In one case, said Listecki, “the individual’s sacramental records had been fraudulently obtained to reflect her new identity.”
“In all instances, nothing in these individuals’ medical or psychological reports had signaled past treatments or pertinent surgeries,” he added. None of the biologically female seminarians received Holy Orders, said Listecki.
The archbishop’s memo does not identify which seminaries or houses of formation have enrolled a biological female who presented herself as a male, nor was it clarified if these “instances” occurred in the United States or elsewhere. Rocco Palmo, who writes the blog Whispers in the Loggia, first reported the memo via Twitter on Sept. 23.

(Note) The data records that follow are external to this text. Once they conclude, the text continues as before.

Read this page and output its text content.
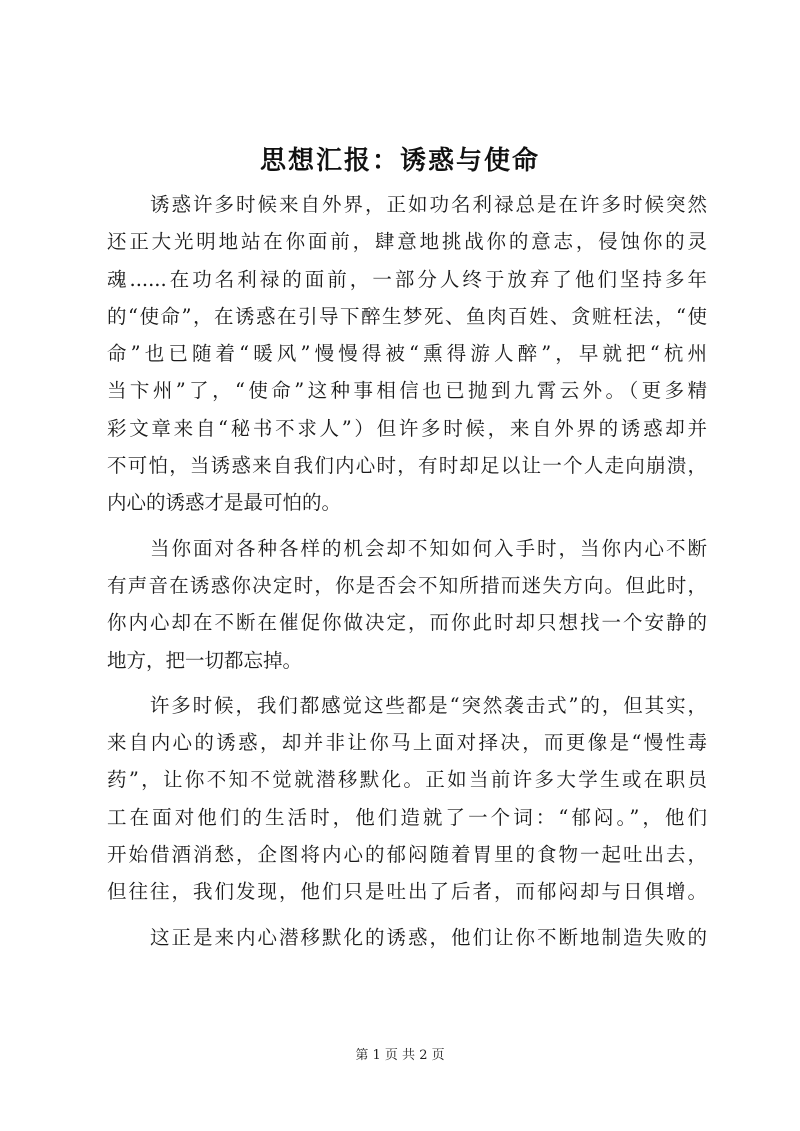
思想汇报：诱惑与使命
　　诱惑许多时候来自外界，正如功名利禄总是在许多时候突然
还正大光明地站在你面前，肆意地挑战你的意志，侵蚀你的灵
魂......在功名利禄的面前，一部分人终于放弃了他们坚持多年
的“使命”，在诱惑在引导下醉生梦死、鱼肉百姓、贪赃枉法，“使
命”也已随着“暖风”慢慢得被“熏得游人醉”，早就把“杭州
当卞州”了，“使命”这种事相信也已抛到九霄云外。（更多精
彩文章来自“秘书不求人”）但许多时候，来自外界的诱惑却并
不可怕，当诱惑来自我们内心时，有时却足以让一个人走向崩溃，
内心的诱惑才是最可怕的。
　　当你面对各种各样的机会却不知如何入手时，当你内心不断
有声音在诱惑你决定时，你是否会不知所措而迷失方向。但此时，
你内心却在不断在催促你做决定，而你此时却只想找一个安静的
地方，把一切都忘掉。
　　许多时候，我们都感觉这些都是“突然袭击式”的，但其实，
来自内心的诱惑，却并非让你马上面对择决，而更像是“慢性毒
药”，让你不知不觉就潜移默化。正如当前许多大学生或在职员
工在面对他们的生活时，他们造就了一个词：“郁闷。”，他们
开始借酒消愁，企图将内心的郁闷随着胃里的食物一起吐出去，
但往往，我们发现，他们只是吐出了后者，而郁闷却与日俱增。
　　这正是来内心潜移默化的诱惑，他们让你不断地制造失败的
第 1 页 共 2 页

While a Catholic baptism certificate typically does not indicate the sex of the person being baptized, other Christian denominations have invited people identifying as transgender to re-affirm their baptismal promises under their new, chosen, name.

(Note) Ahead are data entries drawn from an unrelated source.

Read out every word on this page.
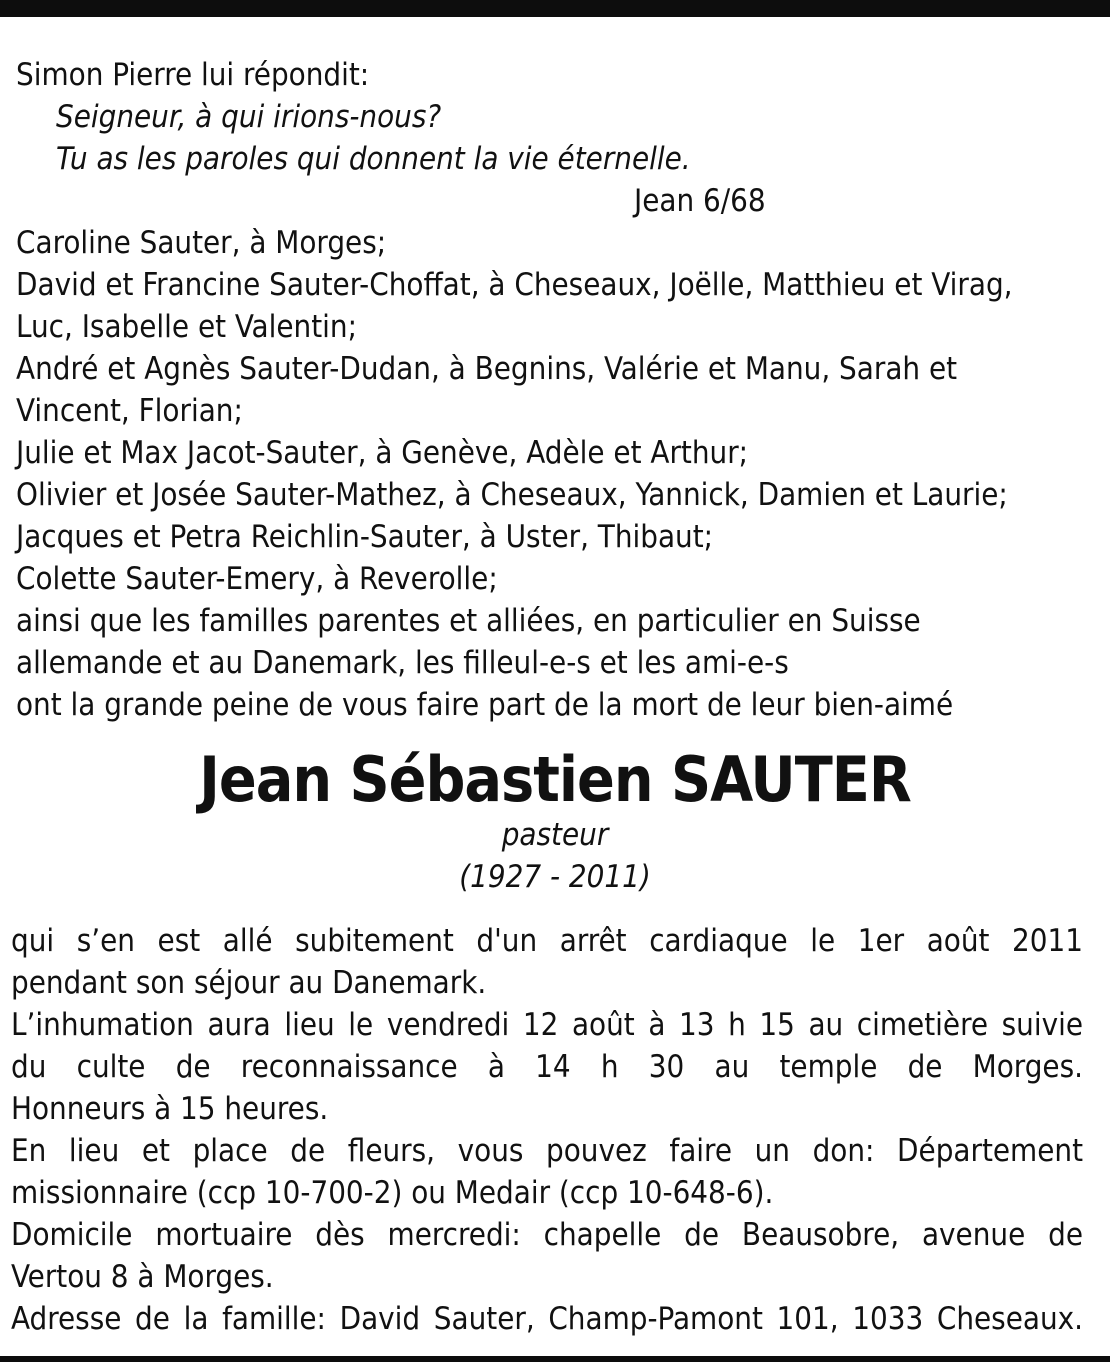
Simon Pierre lui répondit:
Seigneur, à qui irions-nous?
Tu as les paroles qui donnent la vie éternelle.
Jean 6/68
Caroline Sauter, à Morges;
David et Francine Sauter-Choffat, à Cheseaux, Joëlle, Matthieu et Virag,
Luc, Isabelle et Valentin;
André et Agnès Sauter-Dudan, à Begnins, Valérie et Manu, Sarah et
Vincent, Florian;
Julie et Max Jacot-Sauter, à Genève, Adèle et Arthur;
Olivier et Josée Sauter-Mathez, à Cheseaux, Yannick, Damien et Laurie;
Jacques et Petra Reichlin-Sauter, à Uster, Thibaut;
Colette Sauter-Emery, à Reverolle;
ainsi que les familles parentes et alliées, en particulier en Suisse
allemande et au Danemark, les filleul-e-s et les ami-e-s
ont la grande peine de vous faire part de la mort de leur bien-aimé
Jean Sébastien SAUTER
pasteur
(1927 - 2011)
qui s’en est allé subitement d'un arrêt cardiaque le 1er août 2011
pendant son séjour au Danemark.
L’inhumation aura lieu le vendredi 12 août à 13 h 15 au cimetière suivie
du culte de reconnaissance à 14 h 30 au temple de Morges.
Honneurs à 15 heures.
En lieu et place de fleurs, vous pouvez faire un don: Département
missionnaire (ccp 10-700-2) ou Medair (ccp 10-648-6).
Domicile mortuaire dès mercredi: chapelle de Beausobre, avenue de
Vertou 8 à Morges.
Adresse de la famille: David Sauter, Champ-Pamont 101, 1033 Cheseaux.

The archbishop said that he was “encouraged by the Committee” to send the memo to his brother bishops, so that they could “exercise special vigilance as a new year of seminary formation begins.”
Listecki, a doctor of canon law, noted that “canon law requires the diocesan bishop to admit to the major seminary and to promote to Holy Orders only men who possess the requisite physical and psychological qualities,” and that the bishop “can require various means to establish moral certitude in this regard.”
The memo continues: “Some members of the Committee on Canonical Affairs and Church Governance observed that a bishop could consider requiring a D.N.A. test or, at a minimum, certification from a medical expert of the bishop’s own choosing, to assure that an applicant is male.”
The above comes from a Sept. 29 story on the site of Catholic News Agency.
Is the Bishop serious? DNA tests? How about thorough background checks and due diligence? Are seminarians so low T that a biologically woman can slip in….
how sad that some femenist would try to deceive the church like this
Oh the lengths people will go to deceive the Church. The archbishop is doing the right thing, trust but verify as President Reagan said. Wait for the movie which will be sympathetic to the woman and will win lots of acclaim.
I suppose requiring a sperm sample would be problematic.
Ya think?
Oh, man….wait.
A DNA test may not resolve the issue. There are cases of people who are not simply XY and XX with different chromosomal patterns…as well as newborns without definitive genitalia.
Physicians, Medical Ethicists, and Families have wrestled with this conundrum for decades…
Challenges and Mysteries in God’s creation that don’t fit our simple bisexual model at both the genetic, biological as well as psychological levels.
Archbishop Listecki needs to learn that Church teaching in these cases is lacking and we must employ our strongest pastoral gifts…
I’ll look again, but I don’t believe the Church has considered these conditions.
I am sure that candidates for the priesthood must have the XY chromosomal pattern, that is, unambiguously male. What puzzles medical ethicists does not, or so it seems to me, have relevance to the issue at hand. Archbishop Listecki is on firm grounds.
I don’t know about these things (and I don’t want to know) but I doubt that woman had a perfectly formed male organ. A simple physical would have been enough to prevent this. Just tell the bishops to pay for a diocese-approved doctor for the already required medical evaluation.
Nevertheless, women cannot receive Holy Orders since it is metaphysically impossible. The Bishop’s statement goes without saying (though I think he meant to clarify that nobody has yet slipped through the cracks rather than make a theological statement).